UK Effort to Keep Apple Encryption Fight Secret Is Blocked
149 comments
·April 8, 2025HPsquared
p0w3n3d
The problem is the people nowadays can be easily convinced that everything should be accessible, because
Ekhm
They have nothing to hide and...
Ekhm
They will be more safe
Thus the arguments about fighting terrorism and paedophilia...
johnisgood
And in reality it has nothing to do with terrorism, nor paedophilia.
dkdbejwi383
What does it have to do with in reality?
rich_sasha
I find this argument incredibly frustrating.
My view is that wide access to strong encryption carries non-obvious trade-offs, in particular with regards to organized crime. And I don't particularly mean paedophile rings, scooter gangs in London and professional burglars are organized crime too.
It's not that I have nothing to hide, therefore want the government to have unfettered access to everything. I want to ensure that properly overseen law enforcement and justice have access to normal info they need to prosecute crime, and if I have to give up a bit of privacy for it, so be it.
nradov
OK but how exactly do you propose to make that work? With current encryption technology there is no way to give up a bit of privacy: it's all or nothing. Either you have the keys or you don't. If a government has the key then it will inevitably be leaked or misused. The UK government in particular has long been heavily penetrated by Soviet / Russian intelligence.
randomcarbloke
I don't trust anyone to handle my private details properly, especially not an institution that will suffer no repercussions should it mishandle those data.
jjav
Bits on a storage device can never (in anywhere remotely resembling a free society) be a crime by itself. Therefore, there is no justifiable reason for unfettered access to it.
If someone has done a crime, they must have done something, other than store bits on a disk. So go catch them in that act, the way criminals used to be caught before computers existed. If there is no act, there is no crime.
deepsun
How to measure "lack of crime" if depends mostly on people responsibility than policing? You cannot put a policeman watching everyone and themselves.
E.g. I believe Oaxaca must have lower crime rates than Tampico simply because one is convenient drug port and other is not, not because better police.
mschuster91
> How to measure "lack of crime" if depends mostly on people responsibility than policing?
The thing is, a holistic approach to policing is key, and it's not just about putting bobbies on the street, it's far far FAR more what's needed to create a healthy society.
You need a social safety net for the unemployed, decent housing to prevent homelessness and its associated side effects (such as people taking dumps on the sidewalk), an accessible and affordable system of physical and mental health care, accessible options for education (not just of children but also for adults who need to switch careers for whatever reason), assistance programs for released convicts to find stable employment and a place to live, "third places" for the needs of all generations from young to old...

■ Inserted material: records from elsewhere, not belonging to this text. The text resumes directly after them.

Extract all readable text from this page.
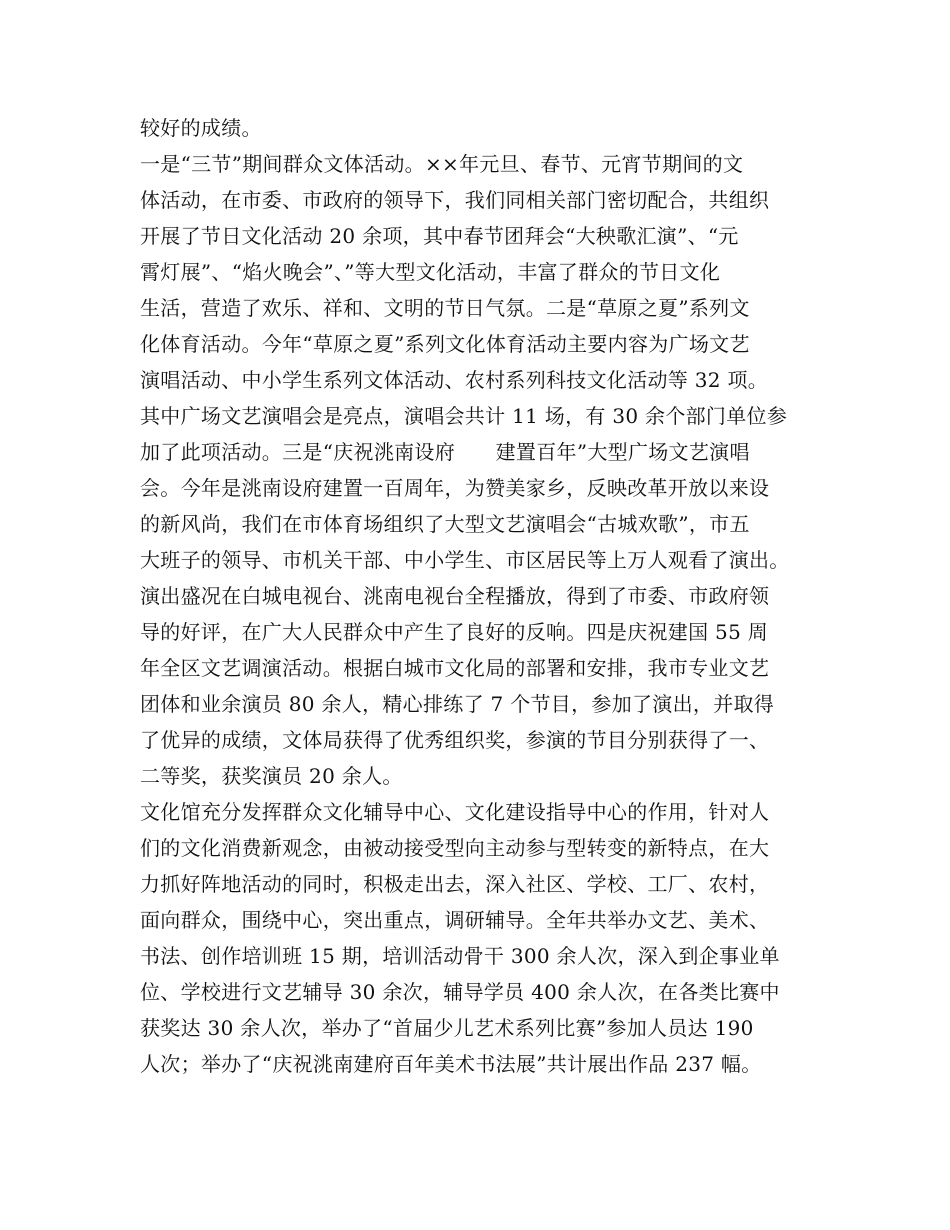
较好的成绩。
一是“三节”期间群众文体活动。××年元旦、春节、元宵节期间的文
体活动，在市委、市政府的领导下，我们同相关部门密切配合，共组织
开展了节日文化活动 20 余项，其中春节团拜会“大秧歌汇演”、“元
霄灯展”、“焰火晚会”、”等大型文化活动，丰富了群众的节日文化
生活，营造了欢乐、祥和、文明的节日气氛。二是“草原之夏”系列文
化体育活动。今年“草原之夏”系列文化体育活动主要内容为广场文艺
演唱活动、中小学生系列文体活动、农村系列科技文化活动等 32 项。
其中广场文艺演唱会是亮点，演唱会共计 11 场，有 30 余个部门单位参
加了此项活动。三是“庆祝洮南设府　　建置百年”大型广场文艺演唱
会。今年是洮南设府建置一百周年，为赞美家乡，反映改革开放以来设
的新风尚，我们在市体育场组织了大型文艺演唱会“古城欢歌”，市五
大班子的领导、市机关干部、中小学生、市区居民等上万人观看了演出。
演出盛况在白城电视台、洮南电视台全程播放，得到了市委、市政府领
导的好评，在广大人民群众中产生了良好的反响。四是庆祝建国 55 周
年全区文艺调演活动。根据白城市文化局的部署和安排，我市专业文艺
团体和业余演员 80 余人，精心排练了 7 个节目，参加了演出，并取得
了优异的成绩，文体局获得了优秀组织奖，参演的节目分别获得了一、
二等奖，获奖演员 20 余人。
文化馆充分发挥群众文化辅导中心、文化建设指导中心的作用，针对人
们的文化消费新观念，由被动接受型向主动参与型转变的新特点，在大
力抓好阵地活动的同时，积极走出去，深入社区、学校、工厂、农村，
面向群众，围绕中心，突出重点，调研辅导。全年共举办文艺、美术、
书法、创作培训班 15 期，培训活动骨干 300 余人次，深入到企事业单
位、学校进行文艺辅导 30 余次，辅导学员 400 余人次，在各类比赛中
获奖达 30 余人次，举办了“首届少儿艺术系列比赛”参加人员达 190
人次；举办了“庆祝洮南建府百年美术书法展”共计展出作品 237 幅。
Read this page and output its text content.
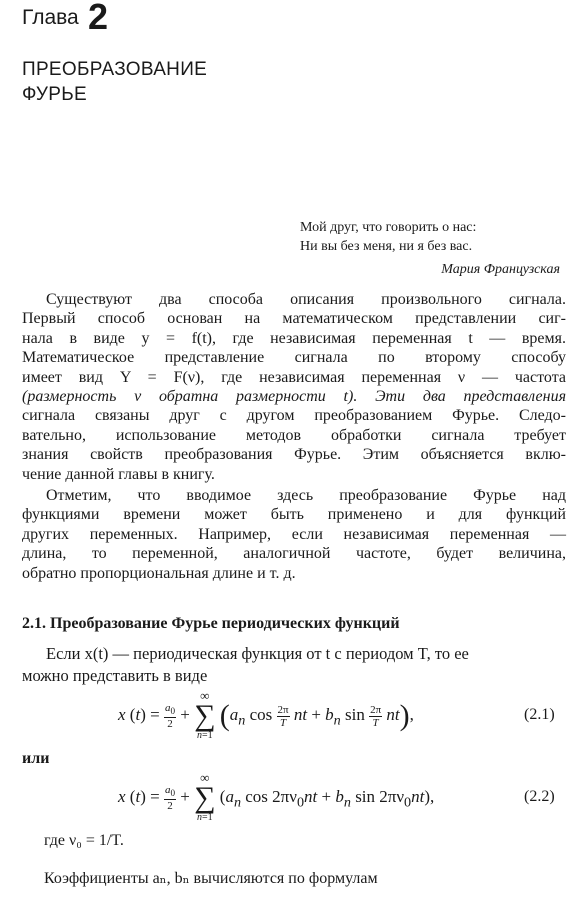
Глава 2
ПРЕОБРАЗОВАНИЕ
ФУРЬЕ
Мой друг, что говорить о нас:
Ни вы без меня, ни я без вас.
Мария Французская
Существуют два способа описания произвольного сигнала.
Первый способ основан на математическом представлении сиг-
нала в виде y = f(t), где независимая переменная t — время.
Математическое представление сигнала по второму способу
имеет вид Y = F(ν), где независимая переменная ν — частота
(размерность ν обратна размерности t). Эти два представления
сигнала связаны друг с другом преобразованием Фурье. Следо-
вательно, использование методов обработки сигнала требует
знания свойств преобразования Фурье. Этим объясняется вклю-
чение данной главы в книгу.
Отметим, что вводимое здесь преобразование Фурье над
функциями времени может быть применено и для функций
других переменных. Например, если независимая переменная —
длина, то переменной, аналогичной частоте, будет величина,
обратно пропорциональная длине и т. д.
2.1. Преобразование Фурье периодических функций
Если x(t) — периодическая функция от t с периодом T, то ее
можно представить в виде
x $(t) = \frac{a_0}{2}$ +
∞
∑
n=1
($a_n$ $\cos \frac{2\pi}{T}$ nt + $b_n$ $\sin \frac{2\pi}{T} nt$),	(2.1)
или
x $(t) = \frac{a_0}{2}$ +
∞
∑
n=1
($a_n$ $\cos 2\pi\nu_0nt + b_n$ $\sin 2\pi\nu_0nt$),	(2.2)
где ν₀ = 1/T.
Коэффициенты aₙ, bₙ вычисляются по формулам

Police as an institution is absolutely needed, but in a healthy society it should be a matter of last resort, not a routine tool that kills or otherwise hurts people. When you as a government have to resort to hiring ever more (and ever more dumb, because the supply of smart people is limited) police to keep the peace, something has gone very wrong at the foundations of the stack that we call society.
deepsun
Yes, that's exactly what I think: it's hard to measure police effectiveness when it's just a piece of the puzzle.
trollbridge
Measuring this relatively simple - sociologists take a survey, sample appropriately, and find out how many people are victims of crime, including ones not reported to police.
deepsun
Ok, let's say it shows that Tampico has way higher number of crime victims. Is their police better or worse than another place with a lower number?
pixl97
>You cannot put a policeman watching everyone
At least until we cover the planet in advanced technology, of which we are getting closer to every day.
amiga386
Users want their secrets to be secret.
Apple wants its users' secrets to be secret.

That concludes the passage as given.